比如你有一个二维数组a，你有一个索引序列数组a_idx,len(a)==len(a_idx), a_idx.shape[1] = k,表示每行取k个元素，a_idx的每一行的值表示要取的对应的列索引，每行列索引都不一样；这样的索引我称为多行混合索引，无法直接使用a[a_idx]

In [2]:
a = np.array([[1.2, 1.4, 1.12, 2.3], [2.1, 2.12, 1.56, 1.74], [3.23, 2.12, 4.23, 2.34]])

In [3]:
a

array([[1.2 , 1.4 , 1.12, 2.3 ],
       [2.1 , 2.12, 1.56, 1.74],
       [3.23, 2.12, 4.23, 2.34]])

In [90]:
k = 3  # 每行取得元素个数必须相同，否则无法直接构造成数组
a_idx = np.array([[0,3,2], [1,2,3], [0,1,2]])  # 想取数组a第一行的0,3,2元素，第二行的1，2，3元素，第三行的0,1,2元素

In [92]:
a[
    np.repeat(np.arange(len(a_idx)), k),
    a_idx.ravel()].reshape(len(a_idx), k)

array([[1.2 , 2.3 , 1.12],
       [2.12, 1.56, 1.74],
       [3.23, 2.12, 4.23]])

# Parallel Processing in Python

In [8]:
import multiprocessing as mp


In [4]:
np.random.RandomState(100)
arr = np.random.randint(0, 10, size=[2000000, 5])
data = arr.tolist()

In [5]:
def howmany_within_range(row, minimum, maximum):
    """Returns how many numbers lie within `maximum` and `minimum` in a given `row`"""
    count = 0
    for n in row:
        if minimum <= n <= maximum:
            count = count + 1
    return count

In [6]:
results = []
for row in data:
    results.append(howmany_within_range(row, minimum=4, maximum=8))


In [11]:
mp.cpu_count() // 2

4

In [12]:

# Step 1: Init multiprocessing.Pool()
pool = mp.Pool(mp.cpu_count()// 2)

# Step 2: `pool.apply` the `howmany_within_range()`
results = [pool.apply(howmany_within_range, args=(row, 4, 8)) for row in data]

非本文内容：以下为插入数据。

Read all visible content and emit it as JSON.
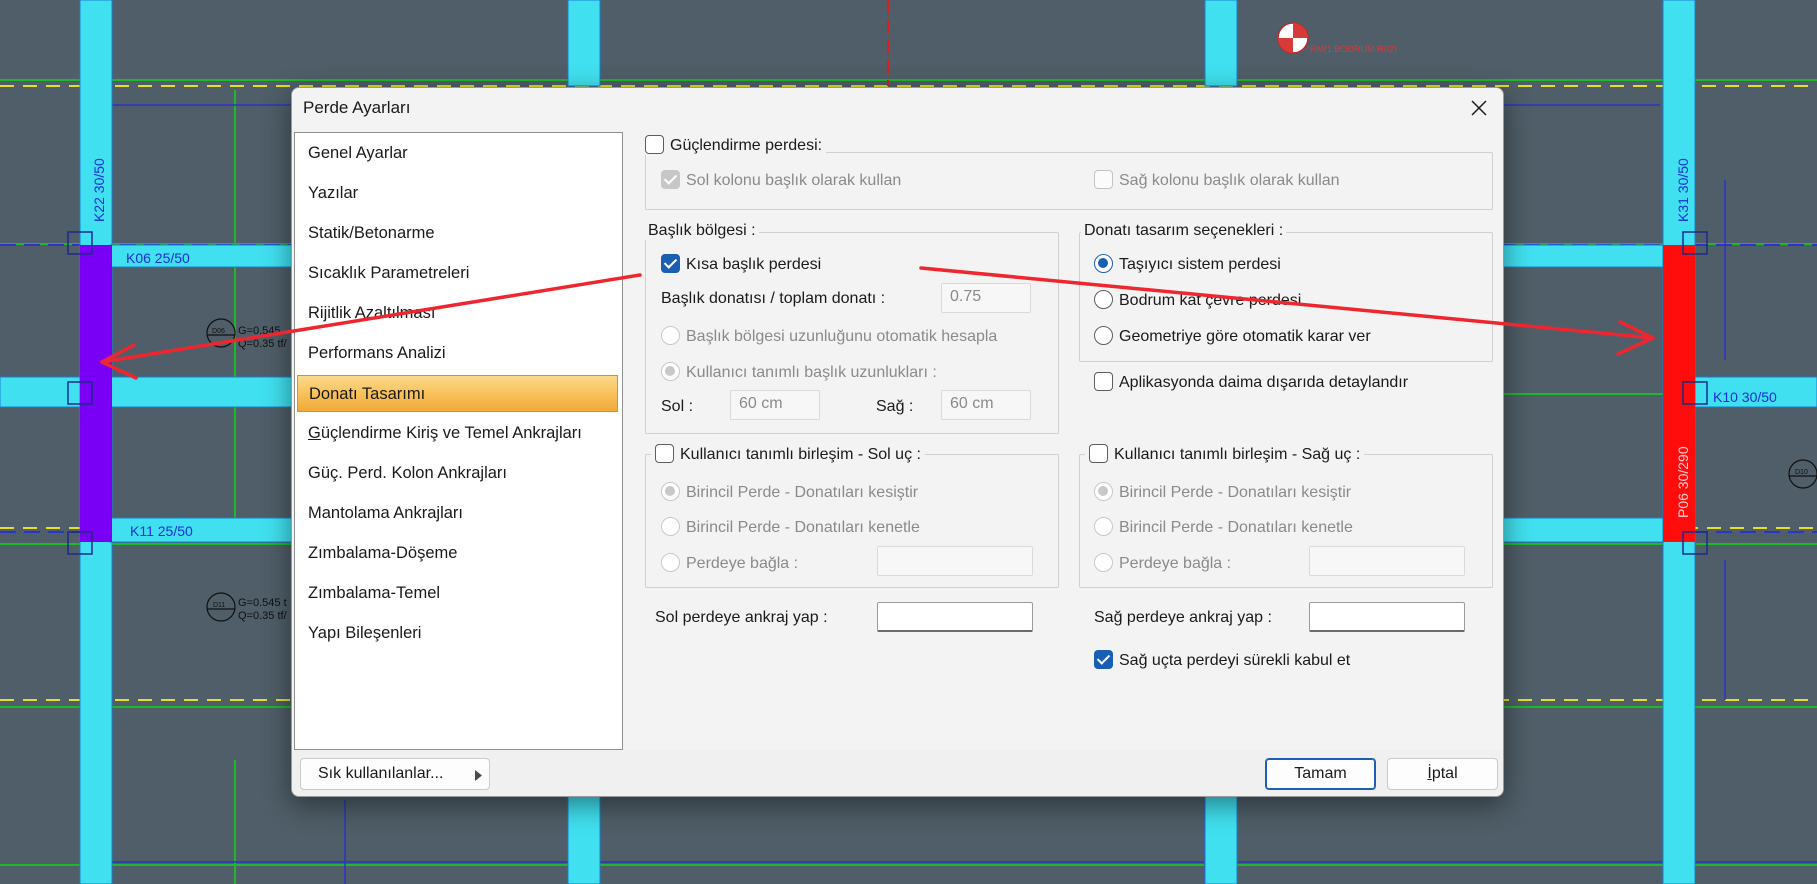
{
  "background": {
    "beam_labels": [
      "K06 25/50",
      "K11 25/50",
      "K10 30/50"
    ],
    "column_labels": [
      "K22 30/50",
      "K31 30/50",
      "P06 30/290"
    ],
    "load_labels": [
      "G=0.545",
      "Q=0.35 tf/",
      "G=0.545 t",
      "Q=0.35 tf/"
    ],
    "slab_labels": [
      "D06",
      "D11",
      "D10"
    ],
    "marker_label": "RM(1.BODRUM-R02)",
    "colors": {
      "beam": "#40e0f0",
      "wall_left": "#7a00f5",
      "wall_right": "#ff0d0d",
      "annotation": "#ee2630"
    }
  },
  "dialog": {
    "title": "Perde Ayarları",
    "close_icon": "close-icon",
    "nav": {
      "items": [
        {
          "label": "Genel Ayarlar"
        },
        {
          "label": "Yazılar"
        },
        {
          "label": "Statik/Betonarme"
        },
        {
          "label": "Sıcaklık Parametreleri"
        },
        {
          "label": "Rijitlik Azaltılması"
        },
        {
          "label": "Performans Analizi"
        },
        {
          "label": "Donatı Tasarımı",
          "selected": true
        },
        {
          "label_first": "G",
          "label_rest": "üçlendirme Kiriş ve Temel Ankrajları"
        },
        {
          "label": "Güç. Perd. Kolon Ankrajları"
        },
        {
          "label": "Mantolama Ankrajları"
        },
        {
          "label": "Zımbalama-Döşeme"
        },
        {
          "label": "Zımbalama-Temel"
        },
        {
          "label": "Yapı Bileşenleri"
        }
      ]
    },
    "strengthening": {
      "label": "Güçlendirme perdesi:",
      "checked": false,
      "left_column": "Sol kolonu başlık olarak kullan",
      "right_column": "Sağ kolonu başlık olarak kullan"
    },
    "header_region": {
      "title": "Başlık bölgesi :",
      "short_header": "Kısa başlık perdesi",
      "ratio_label": "Başlık donatısı / toplam donatı :",
      "ratio_value": "0.75",
      "auto_length": "Başlık bölgesi uzunluğunu otomatik hesapla",
      "user_lengths": "Kullanıcı tanımlı başlık uzunlukları :",
      "left_label": "Sol :",
      "left_value": "60 cm",
      "right_label": "Sağ :",
      "right_value": "60 cm"
    },
    "design_options": {
      "title": "Donatı tasarım seçenekleri :",
      "options": [
        "Taşıyıcı sistem perdesi",
        "Bodrum kat çevre perdesi",
        "Geometriye göre otomatik karar ver"
      ],
      "selected_index": 0,
      "detail_outside": "Aplikasyonda daima dışarıda detaylandır"
    },
    "left_join": {
      "title": "Kullanıcı tanımlı birleşim - Sol uç :",
      "options": [
        "Birincil Perde - Donatıları kesiştir",
        "Birincil Perde - Donatıları kenetle",
        "Perdeye bağla :"
      ]
    },
    "right_join": {
      "title": "Kullanıcı tanımlı birleşim - Sağ uç :",
      "options": [
        "Birincil Perde - Donatıları kesiştir",
        "Birincil Perde - Donatıları kenetle",
        "Perdeye bağla :"
      ]
    },
    "anchors": {
      "left_label": "Sol perdeye ankraj yap :",
      "left_value": "",
      "right_label": "Sağ perdeye ankraj yap :",
      "right_value": ""
    },
    "continuous_right": "Sağ uçta perdeyi sürekli kabul et",
    "footer": {
      "favorites": "Sık kullanılanlar...",
      "ok": "Tamam",
      "cancel_first": "İ",
      "cancel_rest": "ptal"
    }
  }
}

# Step 3: Don't forget to close
pool.close()   

Process ForkPoolWorker-2:
Process ForkPoolWorker-4:
Process ForkPoolWorker-1:
Process ForkPoolWorker-3:
Traceback (most recent call last):


# 计算样本间距离并只选出最小的k个距离点

- distance.pdist：计算n维空间X中样本间的两两(成对)距离。 参数：X, metric
- distance.cdist：计算X_A和X_B之间的两两(成对)距离。 参数：XA, XB, metric

- np.partition: 对所给数组按找给定位置进行分割，返回分割后的数组。参数： 给定数组a，及位置索引kth

比如指定kth=10，则表示先确定所给数组第10小的数字为n，则要求返回的数组满足这些条件：n位于第10个位置，前10个元素的值必须小于n，n之后的元素必须大于n，两部分内部的顺序不作要求;kth可以为负数，如-3，则表示按照数组a中第3的元素对a进行分割。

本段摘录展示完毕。